Paul Newman plays Essex, returning to the northern city of his youth with his pregnant gal Viva in tow. In the city he finds his brother, Francha (Thomas Hill), who is also a game player. Essex, however, a hardened seal hunter (!!!!!), can hardly stand this life of leisure and goes out looking for work. But the minute he does, Francha's place is bombed, killing him and Viva and Viva's baby. Essex immediately takes up their cause and instantly finds a list with ornately scrawled names that is a clue so loud and obvious that Frank and Joe Hardy would have demanded a re-write. Nevertheless, Essex becomes a wintry gumshoe, discovering the bomber is a guy conspicuously named St. Christopher (Vittorio Gassman), which, of course, means the "Christ-bearer", and in this case the "Christ-bearer" leads Essex not to Christ but to an understanding of existence's inherent existentialism, or thereabouts, leading our faux-detective to the Hotel Electra where "the game" will become the explanation.

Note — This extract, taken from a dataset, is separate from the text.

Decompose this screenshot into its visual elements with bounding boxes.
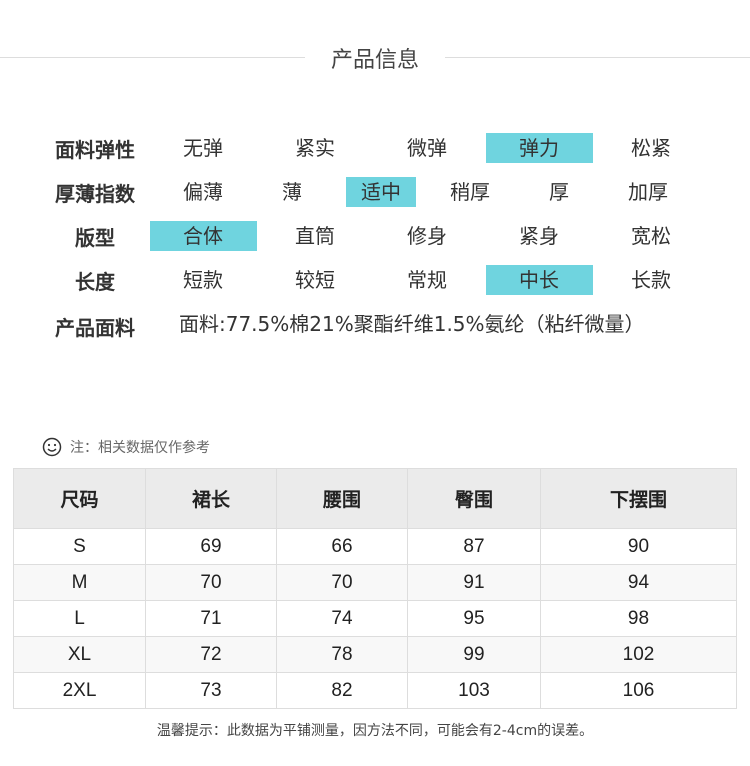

The cinematography blurs the edges of each frame, eliciting the sensation that you are watching through a frosted mug, the goings-on shot on a leftover Krypton set from "Superman: The Movie", apparently. "Quintet" is a peculiar hybrid, like "Blade Runner" set on Hoth but with everyone dressed and speaking as if it's "Christopher Columbus: The Discovery." And Paul Newman, forced to follow an inexplicable trail to avenge his brother and lover, is shockingly devoid of emotion toward the loss of his loved ones, though maybe that's just the cold; it's hard to harbor a genuine grudge, man, when you're freezing your ass off. "Do you still have hope?" Essex is asked, and I suppose he does, but more often than not Newman seems entirely devoid of any, just trying to solve this crime so the credits can blessedly roll.
To help maintain my attention throughout this snowbound grind I kept imagining the look on Joanne Woodward's face during the "Quintet" premiere. "What the f***?" she probably thought with a face mired in confusion. It probably looked no different than her husband's positively priceless expression of awe-inspiring bewilderment when his character wanders into the middle of some sort of keynote address where a grandiose dude is laying out civilization's ethos. "You have been taught that the universe has but five sides and that life has but five stages," he explains. "But this is not accurate, for five sides demand a sixth space, a center, and that is what you have to look forward to." What is the sixth space, you wonder? He answers. "It's empty. It's blackness." It's "Quintet."